An interfaith group representing more than 20 congregations unveiled two platforms on Sunday to stop the destructive effects of urban sprawl and address inequities in the criminal-justice system. Quad Cities Interfaith presented the plans to several hundred people at a "Proclaim Jubilee" gathering at Sacred Heart Cathedral in Davenport. More than a dozen elected officials from the City of Davenport, the City of Moline, Scott County, and the Iowa and Illinois state legislatures attended the event.

"Church-based organizing can be a witness ... to positive social change," said Bishop William Franklin of the Diocese of Davenport.

The platforms, one addressing economic growth and the other community justice, together represent a comprehensive progressive agenda for the Quad Cities area - covering everything from public transportation to drugs to land use.

The Reverend Leland Eyres, who worked on the "smart and fair growth" agenda, said the goal of the platforms is to give progressive efforts some momentum. While there have been some initiatives over the past 15 years to create a regional authority to plan and guide growth, "the atmosphere has just not been right," he said.

The Quad Cities Interfaith agenda was not something that was just thrown together, Eyres stressed. "We've been working on this almost a year," he said.

The economic-development platform includes 11 recommendations, all basically focusing on consistent application of rules and policies; coordination among the Quad Cities; development of services and housing for all income levels; and preservation of natural resources, agricultural land, and historic property.

Many of the recommendations are little more than principles or philosophies that cannot be legislated or enforced, however. They rely on the goodwill of public officials. "Use planning and zoning ordinances to encourage higher-density development and better use of existing infrastructure" is one example. "Develop uniform, clear, and consistent criteria regarding who pays for costs associated with new development" is another.

And the specific recommendations the platform includes are politically sensitive, including creating a "metropolitan authority to coordinate land-use and economic-development planning" and own and administer a "regional mass transit system."

While such an authority would probably reduce competition among cities for new businesses and accomplish many of Quad Cities Interfaith's goals, it would also require each municipality to essentially cede its home-rule authority, something that's not likely to happen.

The community-justice platform applies the principles of "restorative justice" to law-enforcement.
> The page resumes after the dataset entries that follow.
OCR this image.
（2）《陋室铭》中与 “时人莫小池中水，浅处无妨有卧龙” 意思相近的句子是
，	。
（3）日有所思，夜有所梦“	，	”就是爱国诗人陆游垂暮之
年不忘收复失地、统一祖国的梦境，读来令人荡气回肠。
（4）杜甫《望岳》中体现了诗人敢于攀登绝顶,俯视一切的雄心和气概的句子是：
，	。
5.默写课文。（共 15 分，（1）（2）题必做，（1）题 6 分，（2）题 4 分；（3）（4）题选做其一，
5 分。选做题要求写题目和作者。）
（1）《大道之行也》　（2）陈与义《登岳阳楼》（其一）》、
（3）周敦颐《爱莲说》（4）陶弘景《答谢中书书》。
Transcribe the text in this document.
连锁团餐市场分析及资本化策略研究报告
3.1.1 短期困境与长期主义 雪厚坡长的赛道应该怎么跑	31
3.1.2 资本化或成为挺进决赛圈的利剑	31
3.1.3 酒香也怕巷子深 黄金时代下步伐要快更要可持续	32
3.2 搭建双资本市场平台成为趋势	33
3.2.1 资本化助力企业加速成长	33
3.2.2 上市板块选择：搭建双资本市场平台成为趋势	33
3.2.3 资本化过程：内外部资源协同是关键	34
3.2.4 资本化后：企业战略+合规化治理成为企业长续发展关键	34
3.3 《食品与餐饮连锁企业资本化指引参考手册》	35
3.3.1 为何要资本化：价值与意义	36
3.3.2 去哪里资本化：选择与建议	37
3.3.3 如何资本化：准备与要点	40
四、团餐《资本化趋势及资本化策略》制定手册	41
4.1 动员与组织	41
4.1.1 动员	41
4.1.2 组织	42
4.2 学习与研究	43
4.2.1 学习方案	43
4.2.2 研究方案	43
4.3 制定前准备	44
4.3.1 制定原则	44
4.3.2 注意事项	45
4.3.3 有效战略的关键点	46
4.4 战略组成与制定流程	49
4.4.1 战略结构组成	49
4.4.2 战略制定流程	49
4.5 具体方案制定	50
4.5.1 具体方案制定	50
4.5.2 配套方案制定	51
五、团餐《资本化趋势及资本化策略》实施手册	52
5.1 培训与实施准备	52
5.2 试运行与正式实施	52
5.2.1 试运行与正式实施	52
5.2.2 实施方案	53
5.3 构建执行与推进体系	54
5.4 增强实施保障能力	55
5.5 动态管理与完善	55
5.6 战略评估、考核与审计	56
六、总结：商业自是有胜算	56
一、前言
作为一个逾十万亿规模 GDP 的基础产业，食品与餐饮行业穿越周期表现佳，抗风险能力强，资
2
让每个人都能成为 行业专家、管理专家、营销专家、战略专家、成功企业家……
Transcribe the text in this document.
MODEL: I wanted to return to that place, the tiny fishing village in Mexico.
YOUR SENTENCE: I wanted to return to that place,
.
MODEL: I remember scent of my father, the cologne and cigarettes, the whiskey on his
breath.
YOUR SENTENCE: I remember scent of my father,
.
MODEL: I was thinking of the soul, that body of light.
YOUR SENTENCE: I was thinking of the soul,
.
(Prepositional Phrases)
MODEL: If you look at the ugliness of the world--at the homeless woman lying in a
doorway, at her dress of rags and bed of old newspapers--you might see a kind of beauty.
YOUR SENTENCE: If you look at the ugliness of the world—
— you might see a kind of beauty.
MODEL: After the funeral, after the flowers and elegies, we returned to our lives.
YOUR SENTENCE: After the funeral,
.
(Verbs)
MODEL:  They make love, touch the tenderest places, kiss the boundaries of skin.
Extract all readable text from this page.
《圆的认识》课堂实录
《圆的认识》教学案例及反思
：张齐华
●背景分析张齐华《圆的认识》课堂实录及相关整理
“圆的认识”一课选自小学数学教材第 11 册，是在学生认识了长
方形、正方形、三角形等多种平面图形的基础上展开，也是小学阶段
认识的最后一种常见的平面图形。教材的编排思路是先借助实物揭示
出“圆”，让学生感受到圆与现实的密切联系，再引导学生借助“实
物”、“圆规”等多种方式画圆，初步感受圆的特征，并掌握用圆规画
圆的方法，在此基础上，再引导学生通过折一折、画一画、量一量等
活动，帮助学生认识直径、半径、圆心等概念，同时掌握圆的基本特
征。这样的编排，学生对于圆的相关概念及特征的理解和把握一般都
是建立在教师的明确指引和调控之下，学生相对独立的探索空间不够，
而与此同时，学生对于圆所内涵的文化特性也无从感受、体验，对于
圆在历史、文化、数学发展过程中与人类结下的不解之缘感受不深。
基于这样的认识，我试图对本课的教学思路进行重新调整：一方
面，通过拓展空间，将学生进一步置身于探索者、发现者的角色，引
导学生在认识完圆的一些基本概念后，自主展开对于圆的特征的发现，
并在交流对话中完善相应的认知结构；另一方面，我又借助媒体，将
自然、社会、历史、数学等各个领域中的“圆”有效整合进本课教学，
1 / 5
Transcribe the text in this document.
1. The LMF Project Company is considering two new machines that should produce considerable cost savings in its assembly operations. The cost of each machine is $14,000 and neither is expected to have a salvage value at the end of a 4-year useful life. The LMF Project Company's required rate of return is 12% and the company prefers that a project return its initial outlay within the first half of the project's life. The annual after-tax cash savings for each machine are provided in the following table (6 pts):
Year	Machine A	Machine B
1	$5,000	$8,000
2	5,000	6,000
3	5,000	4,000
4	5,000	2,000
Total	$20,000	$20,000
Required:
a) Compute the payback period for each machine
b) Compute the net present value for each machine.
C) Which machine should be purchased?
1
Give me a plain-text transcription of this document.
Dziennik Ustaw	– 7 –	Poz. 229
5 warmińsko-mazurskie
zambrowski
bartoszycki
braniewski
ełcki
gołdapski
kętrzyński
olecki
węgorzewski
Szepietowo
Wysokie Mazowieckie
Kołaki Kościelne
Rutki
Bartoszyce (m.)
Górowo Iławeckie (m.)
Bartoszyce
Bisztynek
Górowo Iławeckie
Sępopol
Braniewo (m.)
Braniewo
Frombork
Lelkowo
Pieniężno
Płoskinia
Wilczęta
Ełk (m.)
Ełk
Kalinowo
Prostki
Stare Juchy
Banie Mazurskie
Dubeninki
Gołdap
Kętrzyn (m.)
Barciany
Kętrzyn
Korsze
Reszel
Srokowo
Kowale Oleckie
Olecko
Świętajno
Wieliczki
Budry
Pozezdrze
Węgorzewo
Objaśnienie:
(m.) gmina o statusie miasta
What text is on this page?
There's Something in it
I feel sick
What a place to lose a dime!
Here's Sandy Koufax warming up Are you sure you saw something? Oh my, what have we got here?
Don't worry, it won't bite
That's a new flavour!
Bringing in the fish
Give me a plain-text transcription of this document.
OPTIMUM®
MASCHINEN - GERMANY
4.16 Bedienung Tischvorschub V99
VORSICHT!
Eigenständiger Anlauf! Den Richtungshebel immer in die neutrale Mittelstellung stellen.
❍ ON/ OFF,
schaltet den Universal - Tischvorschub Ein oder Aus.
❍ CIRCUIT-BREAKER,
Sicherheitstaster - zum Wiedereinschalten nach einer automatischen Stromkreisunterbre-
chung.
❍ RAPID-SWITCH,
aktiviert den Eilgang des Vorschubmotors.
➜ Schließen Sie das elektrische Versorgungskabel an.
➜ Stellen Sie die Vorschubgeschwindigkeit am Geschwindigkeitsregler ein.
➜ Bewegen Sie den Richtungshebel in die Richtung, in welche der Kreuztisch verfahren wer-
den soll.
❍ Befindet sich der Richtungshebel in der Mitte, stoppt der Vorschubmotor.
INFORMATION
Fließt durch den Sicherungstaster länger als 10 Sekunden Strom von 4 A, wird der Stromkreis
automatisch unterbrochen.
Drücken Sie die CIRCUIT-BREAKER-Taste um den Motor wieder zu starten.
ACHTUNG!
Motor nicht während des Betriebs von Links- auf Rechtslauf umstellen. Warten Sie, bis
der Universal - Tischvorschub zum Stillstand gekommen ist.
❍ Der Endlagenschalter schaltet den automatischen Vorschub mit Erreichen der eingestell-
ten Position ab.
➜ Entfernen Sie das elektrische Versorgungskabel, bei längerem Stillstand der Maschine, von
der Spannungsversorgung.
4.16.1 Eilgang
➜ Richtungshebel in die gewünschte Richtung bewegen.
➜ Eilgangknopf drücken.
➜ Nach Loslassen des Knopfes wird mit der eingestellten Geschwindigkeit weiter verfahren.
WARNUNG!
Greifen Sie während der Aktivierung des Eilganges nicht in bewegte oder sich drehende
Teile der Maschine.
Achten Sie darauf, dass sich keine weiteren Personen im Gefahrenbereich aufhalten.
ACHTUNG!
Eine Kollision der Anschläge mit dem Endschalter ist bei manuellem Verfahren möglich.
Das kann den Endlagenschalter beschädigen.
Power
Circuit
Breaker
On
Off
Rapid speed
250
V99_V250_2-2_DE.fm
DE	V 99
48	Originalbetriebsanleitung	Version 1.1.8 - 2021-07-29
The platform includes widespread implementation of "community policing" techniques, including the establishment of neighborhood police substations, foot-patrol officers, and neighborhood officers. Quad Cities Interfaith is also pushing for an end to racial profiling, the formation of a police/community relations committee, the development of "drug-treatment courts," and the restoration of voting rights to felons who have served their sentences.

Unlike the economic-development plat-form, the community-justice recommendations are concrete, and progress can be easily assessed. But the goals aren't necessarily any less difficult to accomplish.

The justice platform stemmed from the failed referendum to build a new jail in Scott County, said John Wahl, a member of the Quad Cities Interfaith committee. But the group eventually realized that other aspects of the criminal-justice system need attention, too. "The jail's really the end result of the criminal-justice system," he said.

At the Proclaim Jubilee event, speaker Wilma Drummond said that Davenport Mayor Phil Yerington and Civil Rights Director Judith Morrell have made a commitment to support a bill that would prohibit racial profiling. (Racial profiling is a practice in which people are stopped, searched, or arrested because of their skin color instead of whether there's actually any evidence suggesting they committed a crime.)

The problem with ending racial profiling is that many police departments deny it exists in the first place. Although the City of Davenport has no data on profiling, Drummond said, a litany of complaints from citizens confirms that it does happen.

But even if a department committed itself to eliminating profiling, it would be very difficult to determine whether it had been eradicated or not.

Determining success would be easier with other recommendations. Quad Cities Interfaith, for example, is asking the state and federal governments to fund drug-treatment courts in Rock Island and Scott counties. (Rock Island County has already begun a drug-court program on its own.)

Drug courts are designed to be less adversarial than a normal courtroom and allow defendants to have their sentences reduced or charges dismissed once a program is completed. The concept is a reaction to stiffer drug penalties that have been legislated over the past 20 years, resulting in the United States having a larger percentage of its population in prison than nearly any other country.

Drug offenders often deserve a second chance, said Earnest Longstreet, a speaker at the Proclaim Jubilee. "At some time or another, we all need forgiveness," he said. Drug users "need to be rehabilitated, not always locked down."

Quad Cities Interfaith is also recommending that Iowa strike a law that forbids people convicted of felons from ever voting. The state is one of only 15 with such a provision. Wahl said the law prevents 25 percent of African-American adult men in Iowa from voting, which ensures continued disenfranchisement. "We need to find ways to help people earn their voting rights back," he said. Representatives of the religious coalition said the fact that its platform was introduced just five weeks before the election was not intentional.

"We have not tried to tag it on November 7," Eyres said.

"It's coincidental, but it's good fortune, too," Wahl said. "We're trying to generate public discussion."